Is it not to deal thy bread to the hungry,
and that thou bring the poor that are cast out to thy house?
when thou seest the naked, that thou cover him;
and that thou hide not thyself from thine own flesh?
Then shall thy light break forth as the morning,
and thine health shall spring forth speedily:
and thy righteousness shall go before thee;
the glory of the LORD shall be thy rereward. T
hen shalt thou call, and the LORD shall answer;
thou shalt cry, and he shall say, Here I am.

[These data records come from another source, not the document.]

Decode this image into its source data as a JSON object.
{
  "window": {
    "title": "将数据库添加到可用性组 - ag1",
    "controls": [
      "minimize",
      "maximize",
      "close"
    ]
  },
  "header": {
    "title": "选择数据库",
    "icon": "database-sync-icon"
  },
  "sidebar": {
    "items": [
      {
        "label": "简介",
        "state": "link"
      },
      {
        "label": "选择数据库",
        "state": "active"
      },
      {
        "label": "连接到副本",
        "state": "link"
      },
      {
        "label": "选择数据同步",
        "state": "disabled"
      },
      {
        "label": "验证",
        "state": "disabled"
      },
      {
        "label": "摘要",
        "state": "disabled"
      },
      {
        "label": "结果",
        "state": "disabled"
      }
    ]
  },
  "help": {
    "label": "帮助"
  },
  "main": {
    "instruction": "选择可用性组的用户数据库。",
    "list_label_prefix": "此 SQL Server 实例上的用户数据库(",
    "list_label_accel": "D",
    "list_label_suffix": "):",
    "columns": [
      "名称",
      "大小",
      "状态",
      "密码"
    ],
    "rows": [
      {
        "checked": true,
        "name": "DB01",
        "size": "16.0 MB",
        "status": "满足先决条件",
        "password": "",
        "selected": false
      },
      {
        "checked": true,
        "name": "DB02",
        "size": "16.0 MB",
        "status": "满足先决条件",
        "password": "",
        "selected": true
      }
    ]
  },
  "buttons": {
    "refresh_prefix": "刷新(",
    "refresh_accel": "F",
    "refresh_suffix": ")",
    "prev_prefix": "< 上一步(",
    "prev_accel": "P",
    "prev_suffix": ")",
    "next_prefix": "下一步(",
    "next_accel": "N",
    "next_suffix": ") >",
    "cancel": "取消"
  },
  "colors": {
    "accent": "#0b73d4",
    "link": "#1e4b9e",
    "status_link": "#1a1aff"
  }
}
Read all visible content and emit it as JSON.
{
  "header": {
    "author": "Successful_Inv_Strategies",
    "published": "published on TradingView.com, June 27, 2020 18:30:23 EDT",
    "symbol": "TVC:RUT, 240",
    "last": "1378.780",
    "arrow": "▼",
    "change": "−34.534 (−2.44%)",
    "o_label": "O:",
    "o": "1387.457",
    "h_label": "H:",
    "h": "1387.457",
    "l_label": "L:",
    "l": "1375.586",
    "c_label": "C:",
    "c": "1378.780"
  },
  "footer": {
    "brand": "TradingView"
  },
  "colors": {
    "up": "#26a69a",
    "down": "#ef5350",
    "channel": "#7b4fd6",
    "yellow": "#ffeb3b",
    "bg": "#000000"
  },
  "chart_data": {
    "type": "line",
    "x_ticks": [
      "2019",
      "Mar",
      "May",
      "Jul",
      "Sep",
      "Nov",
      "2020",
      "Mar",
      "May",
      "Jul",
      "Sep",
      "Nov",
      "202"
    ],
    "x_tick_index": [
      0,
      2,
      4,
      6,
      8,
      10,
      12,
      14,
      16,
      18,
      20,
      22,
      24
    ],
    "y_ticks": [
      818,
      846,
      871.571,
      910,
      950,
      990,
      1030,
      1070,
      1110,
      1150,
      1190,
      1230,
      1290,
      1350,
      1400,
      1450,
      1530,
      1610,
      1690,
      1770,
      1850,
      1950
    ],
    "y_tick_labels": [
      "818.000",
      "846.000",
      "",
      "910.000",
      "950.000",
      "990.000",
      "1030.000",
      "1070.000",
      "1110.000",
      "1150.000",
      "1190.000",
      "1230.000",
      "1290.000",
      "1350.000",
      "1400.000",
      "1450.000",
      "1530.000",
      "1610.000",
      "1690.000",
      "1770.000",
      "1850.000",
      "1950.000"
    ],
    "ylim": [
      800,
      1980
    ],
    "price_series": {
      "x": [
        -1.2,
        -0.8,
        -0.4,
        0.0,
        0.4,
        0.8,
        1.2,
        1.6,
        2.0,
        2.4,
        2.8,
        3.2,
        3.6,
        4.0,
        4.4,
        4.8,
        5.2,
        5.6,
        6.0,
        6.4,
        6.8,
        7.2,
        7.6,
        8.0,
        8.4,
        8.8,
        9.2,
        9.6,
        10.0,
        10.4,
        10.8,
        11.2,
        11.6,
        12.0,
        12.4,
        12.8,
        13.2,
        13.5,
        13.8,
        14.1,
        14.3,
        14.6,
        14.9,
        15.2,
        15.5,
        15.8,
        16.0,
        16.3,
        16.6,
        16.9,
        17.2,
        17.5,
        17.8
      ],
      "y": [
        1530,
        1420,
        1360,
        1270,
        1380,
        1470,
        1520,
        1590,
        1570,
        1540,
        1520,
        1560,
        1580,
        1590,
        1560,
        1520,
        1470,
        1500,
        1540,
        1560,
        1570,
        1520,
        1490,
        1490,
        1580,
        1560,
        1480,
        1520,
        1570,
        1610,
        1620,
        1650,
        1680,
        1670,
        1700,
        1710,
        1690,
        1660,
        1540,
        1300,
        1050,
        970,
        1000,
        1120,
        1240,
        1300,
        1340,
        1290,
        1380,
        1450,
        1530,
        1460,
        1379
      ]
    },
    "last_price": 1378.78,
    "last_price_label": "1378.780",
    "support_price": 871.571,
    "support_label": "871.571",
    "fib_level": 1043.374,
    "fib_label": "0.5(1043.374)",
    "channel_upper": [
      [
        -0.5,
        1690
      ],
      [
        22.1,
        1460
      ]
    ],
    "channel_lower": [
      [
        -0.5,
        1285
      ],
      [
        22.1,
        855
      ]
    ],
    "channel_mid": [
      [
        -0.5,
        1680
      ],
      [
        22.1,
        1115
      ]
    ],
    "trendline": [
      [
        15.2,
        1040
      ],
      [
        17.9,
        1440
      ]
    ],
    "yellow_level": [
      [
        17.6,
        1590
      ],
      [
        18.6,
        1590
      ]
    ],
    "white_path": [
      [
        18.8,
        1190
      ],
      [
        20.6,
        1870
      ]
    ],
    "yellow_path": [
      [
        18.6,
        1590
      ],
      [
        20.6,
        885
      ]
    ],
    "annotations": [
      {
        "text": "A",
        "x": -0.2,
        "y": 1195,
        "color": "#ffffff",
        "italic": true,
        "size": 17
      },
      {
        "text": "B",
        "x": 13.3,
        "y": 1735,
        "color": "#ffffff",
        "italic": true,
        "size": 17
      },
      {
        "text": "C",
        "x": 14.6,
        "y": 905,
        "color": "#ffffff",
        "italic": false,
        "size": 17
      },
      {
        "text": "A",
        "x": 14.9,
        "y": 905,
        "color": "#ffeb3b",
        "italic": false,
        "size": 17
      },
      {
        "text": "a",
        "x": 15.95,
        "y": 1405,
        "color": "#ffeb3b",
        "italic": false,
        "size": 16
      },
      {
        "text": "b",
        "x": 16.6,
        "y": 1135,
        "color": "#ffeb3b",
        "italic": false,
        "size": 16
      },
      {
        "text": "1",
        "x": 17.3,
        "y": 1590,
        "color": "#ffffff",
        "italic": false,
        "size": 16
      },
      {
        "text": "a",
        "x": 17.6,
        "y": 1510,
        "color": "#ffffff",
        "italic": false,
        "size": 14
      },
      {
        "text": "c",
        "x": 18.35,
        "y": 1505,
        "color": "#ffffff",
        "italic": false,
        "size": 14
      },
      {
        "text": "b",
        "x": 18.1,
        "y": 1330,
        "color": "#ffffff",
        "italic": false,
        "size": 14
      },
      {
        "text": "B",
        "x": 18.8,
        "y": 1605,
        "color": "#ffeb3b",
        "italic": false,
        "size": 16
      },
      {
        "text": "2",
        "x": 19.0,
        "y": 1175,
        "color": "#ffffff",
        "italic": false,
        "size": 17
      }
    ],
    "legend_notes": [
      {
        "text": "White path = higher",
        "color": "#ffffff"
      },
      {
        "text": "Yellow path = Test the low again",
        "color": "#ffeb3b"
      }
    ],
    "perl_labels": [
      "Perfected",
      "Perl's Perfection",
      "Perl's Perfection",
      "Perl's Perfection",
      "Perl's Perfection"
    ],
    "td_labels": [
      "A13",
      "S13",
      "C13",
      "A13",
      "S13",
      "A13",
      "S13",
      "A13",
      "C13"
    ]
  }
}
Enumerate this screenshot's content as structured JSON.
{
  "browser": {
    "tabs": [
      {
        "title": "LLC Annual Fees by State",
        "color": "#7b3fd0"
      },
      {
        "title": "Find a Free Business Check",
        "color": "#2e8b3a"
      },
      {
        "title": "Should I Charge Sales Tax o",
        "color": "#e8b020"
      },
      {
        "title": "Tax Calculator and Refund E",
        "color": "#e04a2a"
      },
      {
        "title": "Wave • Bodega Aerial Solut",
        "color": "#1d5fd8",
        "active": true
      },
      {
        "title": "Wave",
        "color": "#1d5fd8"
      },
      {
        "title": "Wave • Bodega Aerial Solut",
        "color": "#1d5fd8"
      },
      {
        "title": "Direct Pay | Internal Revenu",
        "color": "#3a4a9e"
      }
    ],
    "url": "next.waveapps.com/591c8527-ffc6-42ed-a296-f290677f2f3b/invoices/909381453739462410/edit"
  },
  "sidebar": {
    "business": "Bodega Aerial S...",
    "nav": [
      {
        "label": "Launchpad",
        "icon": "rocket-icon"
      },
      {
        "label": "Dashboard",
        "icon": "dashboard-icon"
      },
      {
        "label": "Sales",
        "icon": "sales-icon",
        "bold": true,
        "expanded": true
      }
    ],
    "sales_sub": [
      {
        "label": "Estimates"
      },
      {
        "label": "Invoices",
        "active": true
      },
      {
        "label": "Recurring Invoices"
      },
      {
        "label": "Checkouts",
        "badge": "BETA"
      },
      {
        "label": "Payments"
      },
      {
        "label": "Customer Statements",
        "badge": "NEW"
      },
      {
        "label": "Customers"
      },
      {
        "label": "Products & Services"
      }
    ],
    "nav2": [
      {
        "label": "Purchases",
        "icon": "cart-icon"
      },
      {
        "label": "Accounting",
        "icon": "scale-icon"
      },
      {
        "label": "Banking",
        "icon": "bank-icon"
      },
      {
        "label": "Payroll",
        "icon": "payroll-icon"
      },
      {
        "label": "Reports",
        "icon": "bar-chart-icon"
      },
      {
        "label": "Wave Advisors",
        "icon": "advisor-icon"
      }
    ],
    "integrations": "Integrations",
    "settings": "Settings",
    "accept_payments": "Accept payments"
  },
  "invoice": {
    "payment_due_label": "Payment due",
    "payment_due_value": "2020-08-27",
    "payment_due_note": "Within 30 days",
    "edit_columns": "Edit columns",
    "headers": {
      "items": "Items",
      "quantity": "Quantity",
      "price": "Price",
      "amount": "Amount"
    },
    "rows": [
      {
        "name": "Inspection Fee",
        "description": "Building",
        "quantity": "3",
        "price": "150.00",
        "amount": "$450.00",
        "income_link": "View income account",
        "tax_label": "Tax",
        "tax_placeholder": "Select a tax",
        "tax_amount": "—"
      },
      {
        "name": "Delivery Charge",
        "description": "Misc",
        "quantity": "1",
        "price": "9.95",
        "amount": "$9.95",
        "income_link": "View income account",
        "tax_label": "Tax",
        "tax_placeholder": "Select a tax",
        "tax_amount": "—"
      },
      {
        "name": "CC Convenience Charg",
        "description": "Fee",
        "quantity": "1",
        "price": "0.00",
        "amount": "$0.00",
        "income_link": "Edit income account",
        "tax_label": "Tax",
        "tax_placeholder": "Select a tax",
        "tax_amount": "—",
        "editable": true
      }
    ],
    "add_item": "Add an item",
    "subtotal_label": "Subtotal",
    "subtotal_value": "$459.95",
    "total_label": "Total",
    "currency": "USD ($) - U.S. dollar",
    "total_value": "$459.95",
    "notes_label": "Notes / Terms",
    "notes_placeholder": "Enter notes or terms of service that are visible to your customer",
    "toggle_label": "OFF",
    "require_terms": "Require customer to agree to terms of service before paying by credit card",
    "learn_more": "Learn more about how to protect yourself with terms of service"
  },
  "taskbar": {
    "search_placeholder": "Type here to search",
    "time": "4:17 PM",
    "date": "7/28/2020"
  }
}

If thou take away from the midst of thee the yoke, the putting forth of the finger,
and speaking vanity;
And if thou draw out thy soul to the hungry, and satisfy the afflicted soul;
then shall thy light rise in obscurity, and thy darkness be as the noonday:
And the LORD shall guide thee continually, and satisfy thy soul in drought,
and make fat thy bones:
and thou shalt be like a watered garden, and like a spring of water,
whose waters fail not.”
 
In a paradoxical way, while fasting is about denying one’s self, it is for the purpose of releasing bonds and weights.  Fasting is reliance on God, not only for what I don’t have, but also with what I do.  Fasting is always accompanied with prayer.  1 Peter 5:7 says to cast all your cares on Him, for He cares for you.  In the Sermon on the Mount, right after Jesus speaks on prayer, He goes into teaching on fasting.  Though food is good, or other things from which you might fast, the exercise of self-denial and sacrifice and dependence and focus on God is good.  All things are lawful, Paul writes in 1 Corinthians, but not everything is beneficial.  When I practice what is beneficial, I am stronger for the unexpected temptations when I must deny myself. 
 
I must be ready, then, by exercising self-control, to do good works.  Pray with perseverance and persistence.  Be steadfast.  Stand therefore.  Gird up the loins of your mind, and be sober, that you may be ready in and out of season to give a defense to everyone who asks you a reason for the hope that is in you.  Hope is even described in the Bible as an anchor – the image of stability and strength.  Do not be slothful, but fervent in whatever you do.  Whether you eat or drink, or whatever you do, do all to the glory of God.